O melhor de se começar a noite lisboeta tarde é que termina igualmente tarde. Ou cedo, para quem acaba de acordar. Digo que é o melhor porque permite assistir ao amanhecer de uma cidade diferente da do meio-dia. Diferente ainda da cidade do entardecer e da cidade do anoitecer. Esta semana tem sido óptima para ver o nascer de Lisboa, com o céu limpo e uma luz que deixa tudo a descoberto com a maior nitidez.
Com a cidade sinto-me amanhecer também, quando estou sozinho, e há algo de renascimento nisso como se o novo Sol viesse mais forte e queimasse tudo o que é passado e só lhe interessasse o novo dia. Tudo é novo. E limpo. E há tanto tempo para aproveitar.
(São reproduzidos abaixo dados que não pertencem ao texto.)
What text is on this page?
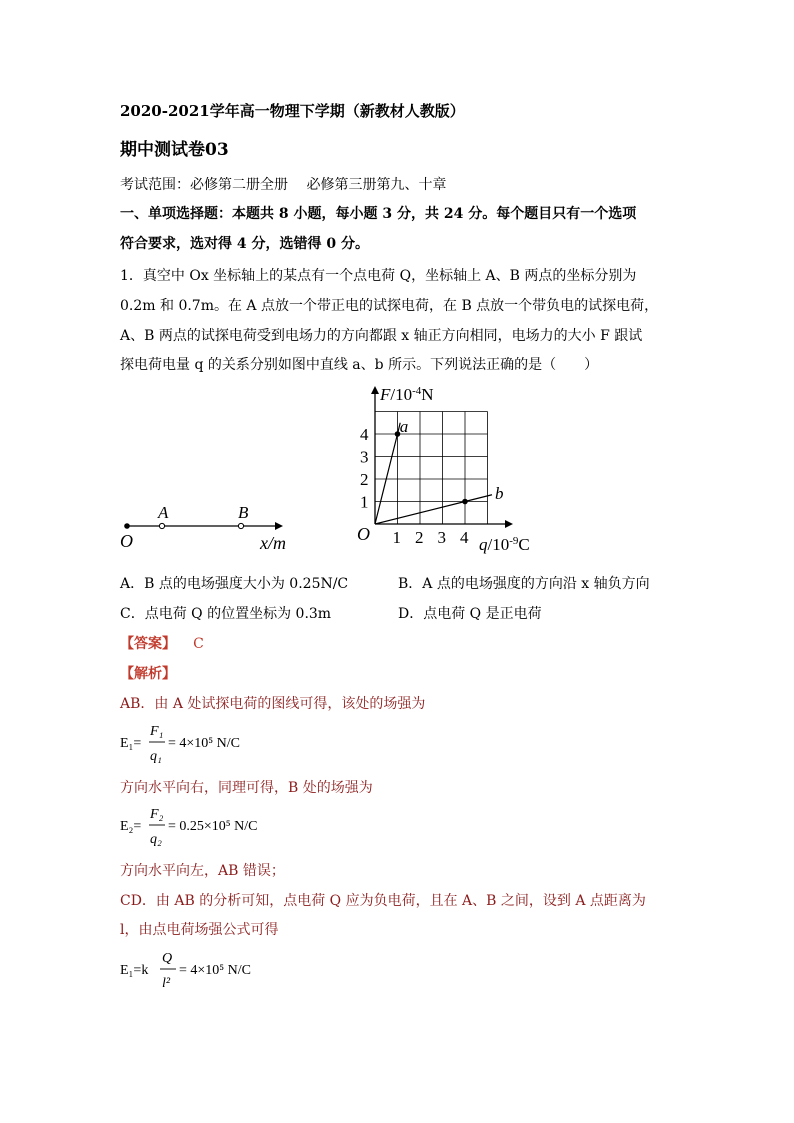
2020-2021学年高一物理下学期（新教材人教版）
期中测试卷03
考试范围：必修第二册全册　 必修第三册第九、十章
一、单项选择题：本题共 8 小题，每小题 3 分，共 24 分。每个题目只有一个选项
符合要求，选对得 4 分，选错得 0 分。
1．真空中 Ox 坐标轴上的某点有一个点电荷 Q，坐标轴上 A、B 两点的坐标分别为
0.2m 和 0.7m。在 A 点放一个带正电的试探电荷，在 B 点放一个带负电的试探电荷，
A、B 两点的试探电荷受到电场力的方向都跟 x 轴正方向相同，电场力的大小 F 跟试
探电荷电量 q 的关系分别如图中直线 a、b 所示。下列说法正确的是（　　）
A	B
O	x/m
a
b
$F/10^{-4}N$
$q/10^{-9}C$
O 1 2 3 4
1
2
3
4
A．B 点的电场强度大小为 0.25N/C	B．A 点的电场强度的方向沿 x 轴负方向
C．点电荷 Q 的位置坐标为 0.3m	D．点电荷 Q 是正电荷
【答案】 C
【解析】
AB．由 A 处试探电荷的图线可得，该处的场强为
E₁=
F₁
q₁
= 4×10⁵ N/C
方向水平向右，同理可得，B 处的场强为
E₂=
F₂
q₂
= 0.25×10⁵ N/C
方向水平向左，AB 错误；
CD．由 AB 的分析可知，点电荷 Q 应为负电荷，且在 A、B 之间，设到 A 点距离为
l，由点电荷场强公式可得
E₁=k
Q
l²
= 4×10⁵ N/C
Quando a solidão me abandona para dar a vez à companhia, vamos ao café Suíça comer uma torrada, eu, uma pastelaria fresca, tu, café com leite, os dois. Vamos ensinar aos sentidos o acto de sentir que ficou esquecido de um dia para o outro. Vamos aprender que é bom saborear, donde vem este cheiro apetitoso, o que aquece o corpo e a alma, como são bonitos os teus olhos e a vontade de me agarrar, ouvi-te dizer. Que coisa é esta que sinto por dentro, não calor, não físico, que sentido sente assim não sei bem o quê?
O amanhecer apaga a sujidade da noite e prolonga o que resta de bom, como um beijo roubado à pressa com medo que a luz do dia o deixe para sempre inexistente na cave nocturna. Um beijo que a manhã afinal recebeu e que, no entanto, se escondeu dela num vão de escada para não ser queimado mas sim acusado de fogo posto.
No amanhecer, quantos beijos foram trocados, quantos ficaram por dar, quantos corpos imolados e quantos vãos de escada assim purificados?